Mr. Brackett: What age do you commence the grafting?

Mr. Philips: I like to commence at two years old. I like to set a Virginia crab and let it grow one year and then commence top-working, and top-work about half the first year and the balance the second.

Mr. Brackett: Is that in the nursery row?

Mr. Philips: No, where I am going to have it grow. I have found the Virginia—and the Hibernal, too, either of them, very vigorous trees. The Virginia is very vigorous. You dig up a Virginia tree, and you find a great mass of roots; it has strength, and it grows fast. I have top-worked about forty varieties on the Virginia and some on Hibernal. Mr. Cady was there and looked it over, Prof. Green was there and Mr. Kellogg has been there a number of times—and I always ask them this question: If they found any trees where the top had outgrown the stock? I have never seen an instance where the top of the tree put onto a Virginia crab outgrew the Virginia. I have some in my garden now where the union is so perfect it takes a man with good eyesight to see where it is.

A. J. Philips, West Salem, Wis. Photo taken in his eighty-second year.

Mr. Brackett: If you had Virginia trees twelve years old would you top-work them?

Mr. Philips: Yes, sir, out towards the end of the limbs.

Mr. Brackett: Suppose the limbs were too big on the stock you are going to top-work, how would you do then?
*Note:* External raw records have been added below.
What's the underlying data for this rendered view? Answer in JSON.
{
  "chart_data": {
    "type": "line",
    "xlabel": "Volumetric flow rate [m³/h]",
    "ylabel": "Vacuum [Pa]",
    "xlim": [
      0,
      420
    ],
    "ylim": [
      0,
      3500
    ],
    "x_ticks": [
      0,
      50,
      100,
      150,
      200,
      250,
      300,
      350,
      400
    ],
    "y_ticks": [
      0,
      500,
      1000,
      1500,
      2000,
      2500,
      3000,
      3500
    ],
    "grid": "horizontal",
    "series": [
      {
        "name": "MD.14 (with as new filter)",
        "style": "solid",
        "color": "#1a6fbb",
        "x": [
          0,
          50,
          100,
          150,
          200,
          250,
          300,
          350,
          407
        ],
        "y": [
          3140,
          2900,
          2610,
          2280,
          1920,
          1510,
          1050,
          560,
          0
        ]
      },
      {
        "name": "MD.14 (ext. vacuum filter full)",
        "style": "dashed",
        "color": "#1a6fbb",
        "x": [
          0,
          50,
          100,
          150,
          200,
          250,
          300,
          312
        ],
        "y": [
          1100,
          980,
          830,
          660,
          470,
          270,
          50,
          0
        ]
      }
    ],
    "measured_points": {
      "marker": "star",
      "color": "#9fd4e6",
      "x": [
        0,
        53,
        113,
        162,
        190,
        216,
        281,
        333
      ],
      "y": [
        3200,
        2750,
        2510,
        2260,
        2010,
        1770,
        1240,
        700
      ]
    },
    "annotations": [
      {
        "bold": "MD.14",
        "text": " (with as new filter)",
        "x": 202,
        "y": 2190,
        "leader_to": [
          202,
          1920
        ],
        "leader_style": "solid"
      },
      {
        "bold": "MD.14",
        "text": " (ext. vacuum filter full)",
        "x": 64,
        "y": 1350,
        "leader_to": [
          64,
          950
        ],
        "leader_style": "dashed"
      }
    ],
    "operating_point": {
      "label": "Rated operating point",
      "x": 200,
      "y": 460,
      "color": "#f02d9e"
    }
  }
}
Mr. Philips: I practice cutting off those larger limbs and letting young shoots grow. Mr. Dartt did a good deal of top-working, and he top-worked large limbs. I told him he was making an old fool of himself, but he wouldn't believe it. He would cut off limbs as large as three inches and put in four scions and at the end of two years they had only grown eight inches each. I have put in one scion in a Virginia limb that was about 3/4-inch in diameter, and had it that season grow eight feet and one inch. That is the best growth I ever had.